The IBM-ification of Google?

Product shutdowns, risk-taking, and trust

  • Some defend Google’s “launch many, kill many” strategy as normal risk-taking; unprofitable or low-priority products should be cut.
  • Others say the pain is that widely loved, low-maintenance products (e.g., RSS reader, chat apps, Stadia) were killed for strategic or ad reasons, not lack of quality.
  • Repeated shutdowns are seen as eroding trust, especially for hardware tied to cloud services and for enterprise buyers who expect decade-long support.
  • A proposed alternative: keep old products running in “zombie” mode with minimal updates to preserve trust, though critics note this has real opportunity cost.

Innovation vs stagnation

  • Some argue Google remains on the frontier in AI, self‑driving, quantum, custom hardware, etc., and that its bets have driven massive market cap.
  • Others perceive stagnation in user-facing products like Gmail and Search: shallow or annoying changes (AI inbox, AI Overviews) instead of long‑requested usability improvements.
  • Debate over Gemini: some call it “pretty good” and fast/efficient; others see it as clearly behind competing LLMs and more copycat than category‑defining.

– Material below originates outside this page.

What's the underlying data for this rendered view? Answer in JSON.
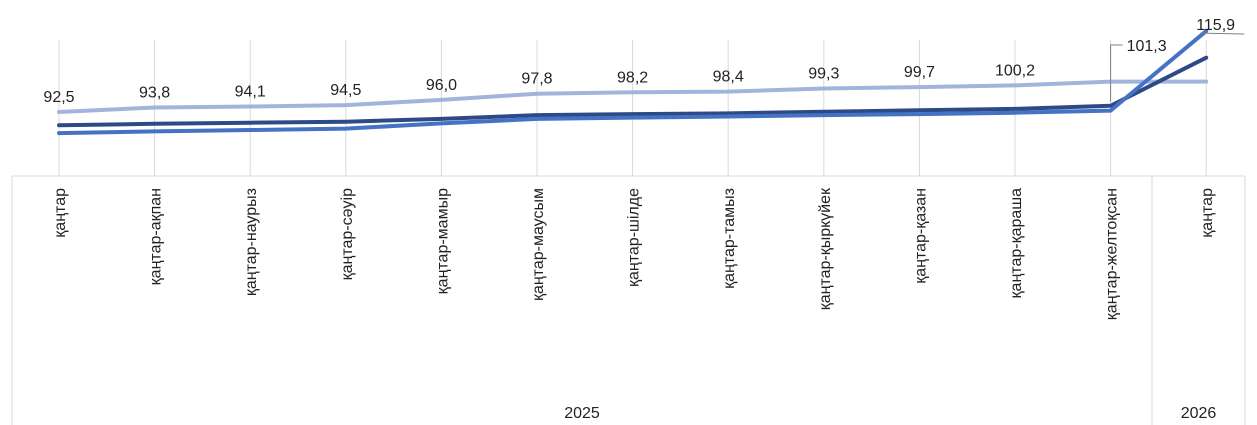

YouTube, shorts, and user sentiment

  • Many dislike Shorts and “unavoidable” engagement features, calling them anti-user and emblematic of enshittification.
  • Workarounds exist (history off, third-party apps, new settings), but often don’t fully remove Shorts.
  • At the same time, YouTube is described as uniquely valuable; people “hate it but still use it” due to unmatched content and network effects.
  • Some insist broad sentiment toward YouTube remains positive, with users caring more about creators than platform knobs.

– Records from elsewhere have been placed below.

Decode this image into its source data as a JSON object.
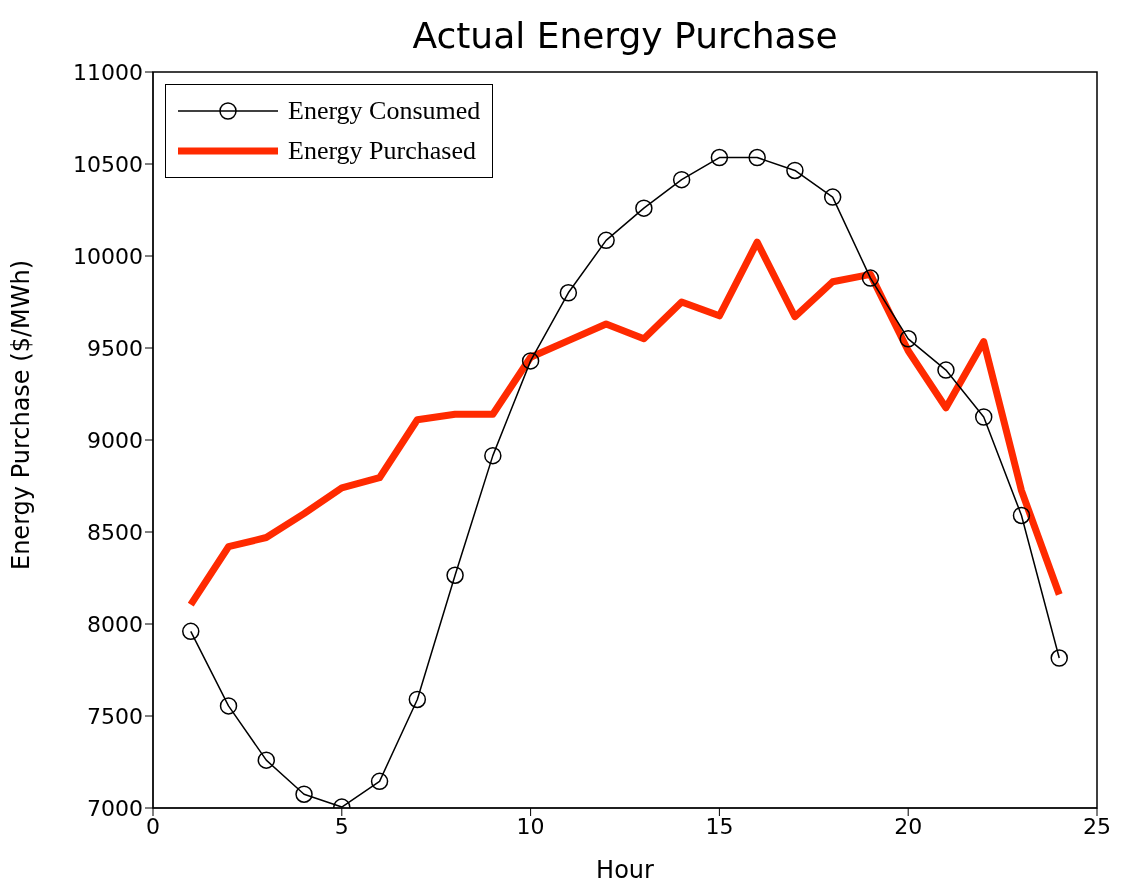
{
  "chart_data": {
    "type": "line",
    "title": "Actual Energy Purchase",
    "xlabel": "Hour",
    "ylabel": "Energy Purchase ($/MWh)",
    "x": [
      1,
      2,
      3,
      4,
      5,
      6,
      7,
      8,
      9,
      10,
      11,
      12,
      13,
      14,
      15,
      16,
      17,
      18,
      19,
      20,
      21,
      22,
      23,
      24
    ],
    "series": [
      {
        "name": "Energy Consumed",
        "color": "#000000",
        "marker": "circle",
        "values": [
          7960,
          7555,
          7260,
          7075,
          7005,
          7145,
          7590,
          8265,
          8915,
          9430,
          9800,
          10085,
          10260,
          10415,
          10535,
          10535,
          10465,
          10320,
          9880,
          9550,
          9380,
          9125,
          8590,
          7815
        ]
      },
      {
        "name": "Energy Purchased",
        "color": "#ff2a00",
        "marker": "none",
        "values": [
          8105,
          8420,
          8470,
          8600,
          8740,
          8795,
          9110,
          9140,
          9140,
          9450,
          9540,
          9630,
          9550,
          9750,
          9675,
          10075,
          9670,
          9860,
          9900,
          9485,
          9175,
          9535,
          8725,
          8160
        ]
      }
    ],
    "xlim": [
      0,
      25
    ],
    "xticks": [
      0,
      5,
      10,
      15,
      20,
      25
    ],
    "ylim": [
      7000,
      11000
    ],
    "yticks": [
      7000,
      7500,
      8000,
      8500,
      9000,
      9500,
      10000,
      10500,
      11000
    ],
    "grid": false,
    "legend": "top left"
  }
}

Google Cloud, Railway, and enterprise reliability

  • The Railway GCP account-ban incident is widely discussed as a trust crisis: a large startup’s account was auto-suspended, apparently without effective safeguards.
  • Clarifications in-thread: Railway had reps and phone contacts, and support did help restore service, but not fast enough to prevent major impact.
  • Some blame Railway for not having the right enterprise relationship; others reject this as victim-blaming, arguing automated bans for big accounts are unacceptable.
  • Comparison with other clouds: Microsoft praised for responsive account management, AWS for strong technical support, Google’s account teams often seen as weak or revolving.
  • Hetzner is cited as cheaper but also prone to sudden, unexplained terminations; “getting Hetznered” is a known risk.

Google vs IBM and industry trajectory

  • Some call the IBM comparison inapt: IBM is seen as a services-heavy, legacy player; Google still drives core innovation that powers its ad business.
  • Others say the analogy fits in a different sense: a shift from bold product leadership to safe, incremental moves and “enterprise” behavior.
  • Broader debate on whether big tech is now “too entrenched to die” versus historical patterns that even giants eventually decline.

Internal culture and hiring

  • Several comments describe a perceived influx of middle managers and weaker hiring standards, especially post‑2020.
  • Support and direct customer interaction are said to be culturally undervalued inside Google, with automation prioritized over hands-on help.